To deploy an application, go to Develop tab at the top of page.
Here you can deploy your application packages and can manage the tuple schemas for the data inside Apex.
Apex provides you with number of applications out of box, which you can see listed below:
Now, let’s launch the wordcount application. You can do this by clicking on launch application option next to DataTorrent Wordcount Demo. Next you can to provide a different to application and modify configuration details if required (We will not do so as most of defaults work fine, let’s just modify app name to “MyWordCountDemo”). You will see a message which says application was deployed successfully with a link to the application. Click on that link.
This opens a new page. Wait for few seconds until the application status changes from Accepted to Running. You will now see a page that is full of various statistics and information. Next two screenshot depicts them.
This pages show us various information like logical, physical and metric view of the application, along with statistics of various tuples/records which processed by application every second. It shows graphical representation of tuples that are emitted and the latencies etc.

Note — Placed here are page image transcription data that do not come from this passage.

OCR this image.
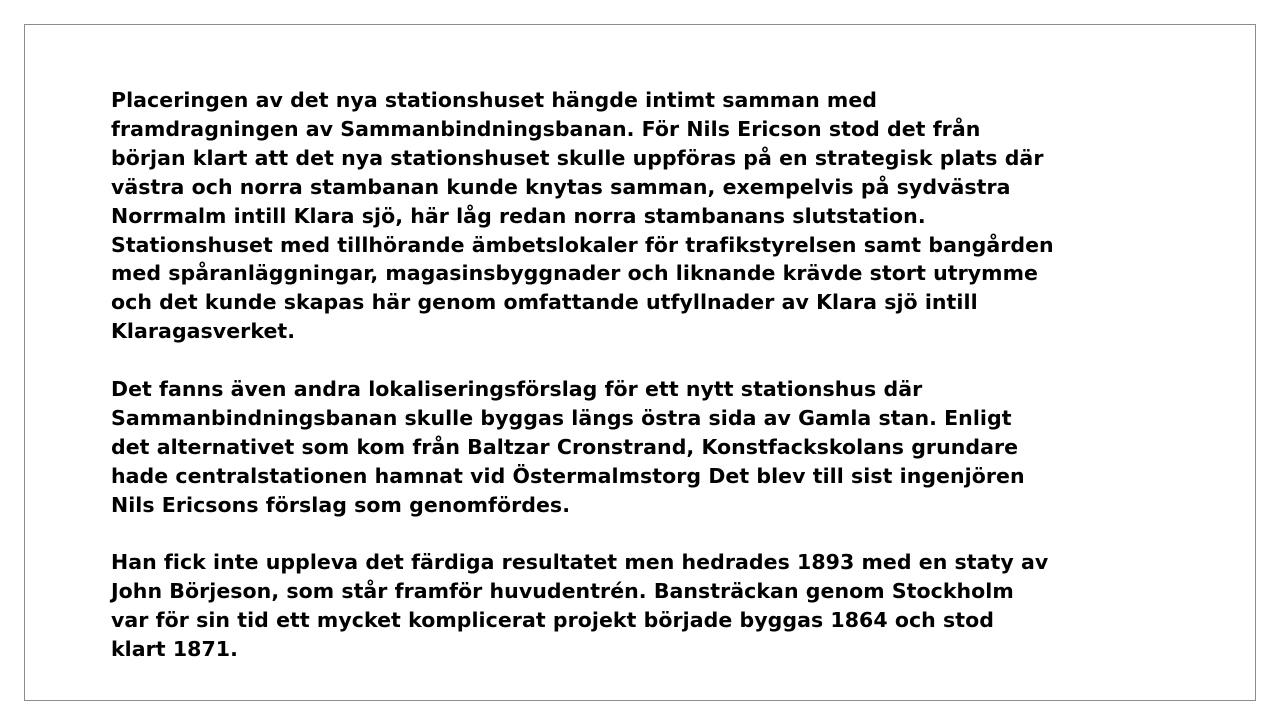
Placeringen av det nya stationshuset hängde intimt samman med
framdragningen av Sammanbindningsbanan. För Nils Ericson stod det från
början klart att det nya stationshuset skulle uppföras på en strategisk plats där
västra och norra stambanan kunde knytas samman, exempelvis på sydvästra
Norrmalm intill Klara sjö, här låg redan norra stambanans slutstation.
Stationshuset med tillhörande ämbetslokaler för trafikstyrelsen samt bangården
med spåranläggningar, magasinsbyggnader och liknande krävde stort utrymme
och det kunde skapas här genom omfattande utfyllnader av Klara sjö intill
Klaragasverket.

Det fanns även andra lokaliseringsförslag för ett nytt stationshus där
Sammanbindningsbanan skulle byggas längs östra sida av Gamla stan. Enligt
det alternativet som kom från Baltzar Cronstrand, Konstfackskolans grundare
hade centralstationen hamnat vid Östermalmstorg Det blev till sist ingenjören
Nils Ericsons förslag som genomfördes.

Han fick inte uppleva det färdiga resultatet men hedrades 1893 med en staty av
John Börjeson, som står framför huvudentrén. Bansträckan genom Stockholm
var för sin tid ett mycket komplicerat projekt började byggas 1864 och stod
klart 1871.
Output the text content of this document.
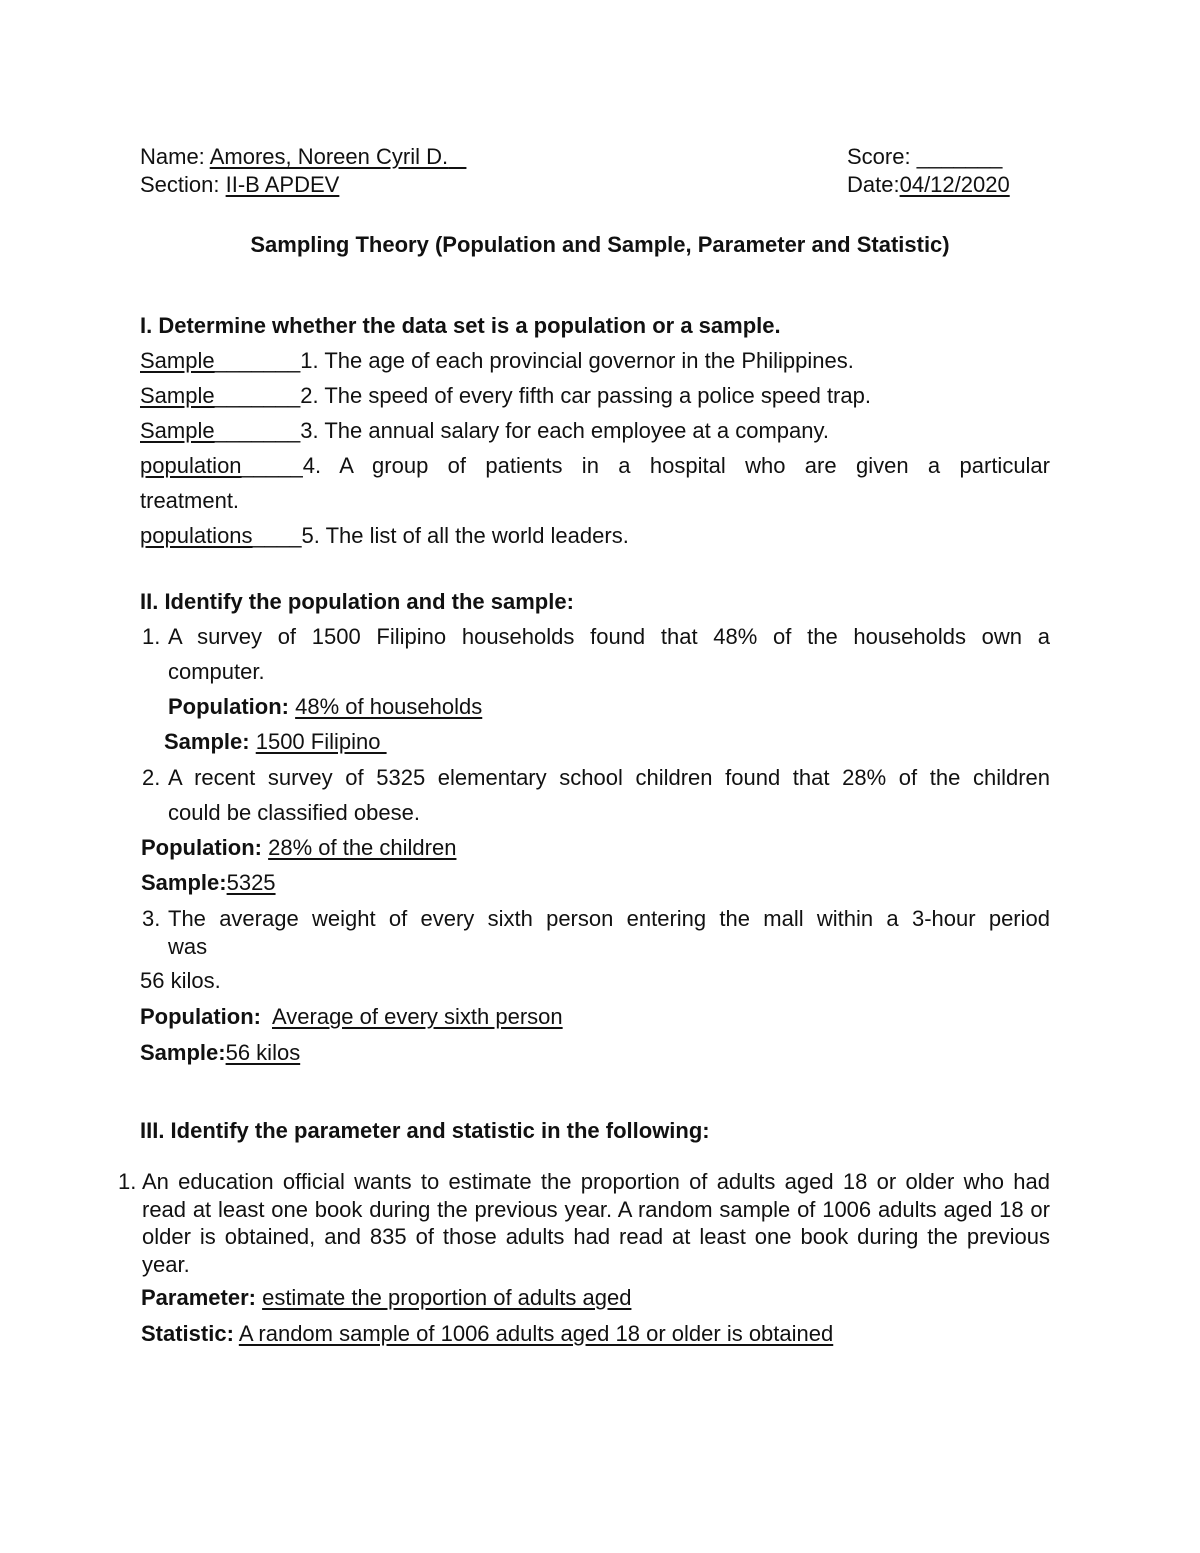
Name: Amores, Noreen Cyril D.	Score: _______
Section: II-B APDEV	Date:04/12/2020
Sampling Theory (Population and Sample, Parameter and Statistic)
I. Determine whether the data set is a population or a sample.
Sample_______1. The age of each provincial governor in the Philippines.
Sample_______2. The speed of every fifth car passing a police speed trap.
Sample_______3. The annual salary for each employee at a company.
population_____4. A group of patients in a hospital who are given a particular
treatment.
populations____5. The list of all the world leaders.
II. Identify the population and the sample:
1. A survey of 1500 Filipino households found that 48% of the households own a
computer.
Population: 48% of households
Sample: 1500 Filipino
2. A recent survey of 5325 elementary school children found that 28% of the children
could be classified obese.
Population: 28% of the children
Sample:5325
3. The average weight of every sixth person entering the mall within a 3-hour period
was
56 kilos.
Population: Average of every sixth person
Sample:56 kilos
III. Identify the parameter and statistic in the following:
1. An education official wants to estimate the proportion of adults aged 18 or older who had read at least one book during the previous year. A random sample of 1006 adults aged 18 or older is obtained, and 835 of those adults had read at least one book during the previous year.
Parameter: estimate the proportion of adults aged
Statistic: A random sample of 1006 adults aged 18 or older is obtained
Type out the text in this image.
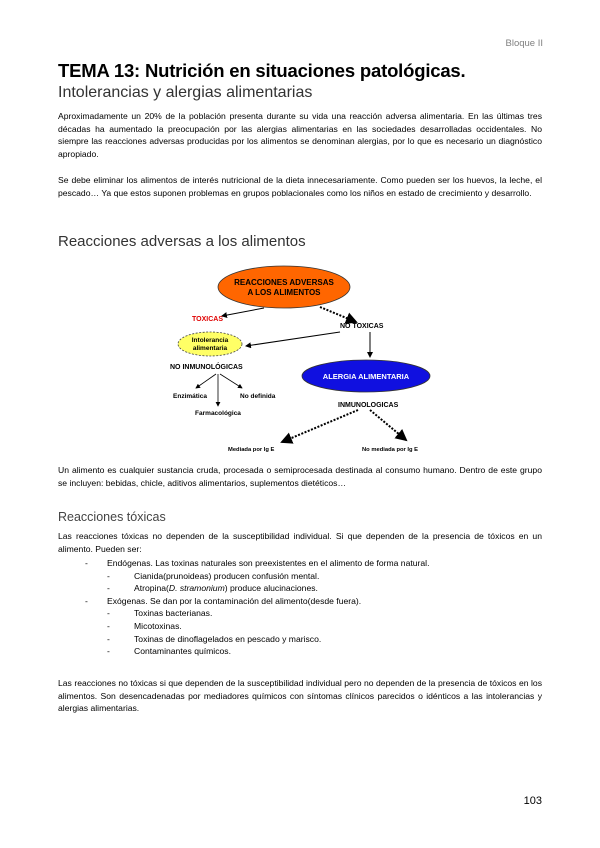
Bloque II
TEMA 13: Nutrición en situaciones patológicas.
Intolerancias y alergias alimentarias
Aproximadamente un 20% de la población presenta durante su vida una reacción adversa alimentaria. En las últimas tres décadas ha aumentado la preocupación por las alergias alimentarias en las sociedades desarrolladas occidentales. No siempre las reacciones adversas producidas por los alimentos se denominan alergias, por lo que es necesario un diagnóstico apropiado.
Se debe eliminar los alimentos de interés nutricional de la dieta innecesariamente. Como pueden ser los huevos, la leche, el pescado… Ya que estos suponen problemas en grupos poblacionales como los niños en estado de crecimiento y desarrollo.
Reacciones adversas a los alimentos
REACCIONES ADVERSAS
A LOS ALIMENTOS
TOXICAS
NO TOXICAS
Intolerancia
alimentaria
ALERGIA ALIMENTARIA
NO INMUNOLÓGICAS
Enzimática	No definida
Farmacológica
INMUNOLOGICAS
Mediada por Ig E	No mediada por Ig E
Un alimento es cualquier sustancia cruda, procesada o semiprocesada destinada al consumo humano. Dentro de este grupo se incluyen: bebidas, chicle, aditivos alimentarios, suplementos dietéticos…
Reacciones tóxicas
Las reacciones tóxicas no dependen de la susceptibilidad individual. Si que dependen de la presencia de tóxicos en un alimento. Pueden ser:
- Endógenas. Las toxinas naturales son preexistentes en el alimento de forma natural.
- Cianida(prunoideas) producen confusión mental.
- Atropina(D. stramonium) produce alucinaciones.
- Exógenas. Se dan por la contaminación del alimento(desde fuera).
- Toxinas bacterianas.
- Micotoxinas.
- Toxinas de dinoflagelados en pescado y marisco.
- Contaminantes químicos.
Las reacciones no tóxicas si que dependen de la susceptibilidad individual pero no dependen de la presencia de tóxicos en los alimentos. Son desencadenadas por mediadores químicos con síntomas clínicos parecidos o idénticos a las intolerancias y alergias alimentarias.
103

You can click on any of logical operator, inspect its records, and even record a sample. Let’s do that for console operator. Click on console operator and you will get detailed information about operator as below:
Next, select one of the partitions and click on record a sample.
After a few seconds, you will see tuples are populated, click on tuple to view its content. As you can see from content, application has performed wordcount on data based on windows and there were 2 “to”, 4 “the”, 4 “a” etc. in the 0th input tuple for this window. You can now stop the application by clicking on “Shutdown” or “Kill” on main page of application.
That’s it, we have successfully deployed and run wordcount application.
So that was the introduction to a new Streaming tool – Apache Apex and successful running of an application in Apache Apex. Apache Apex has many salient features that gives it an edge over other existing framework that I will cover in subsequent posts.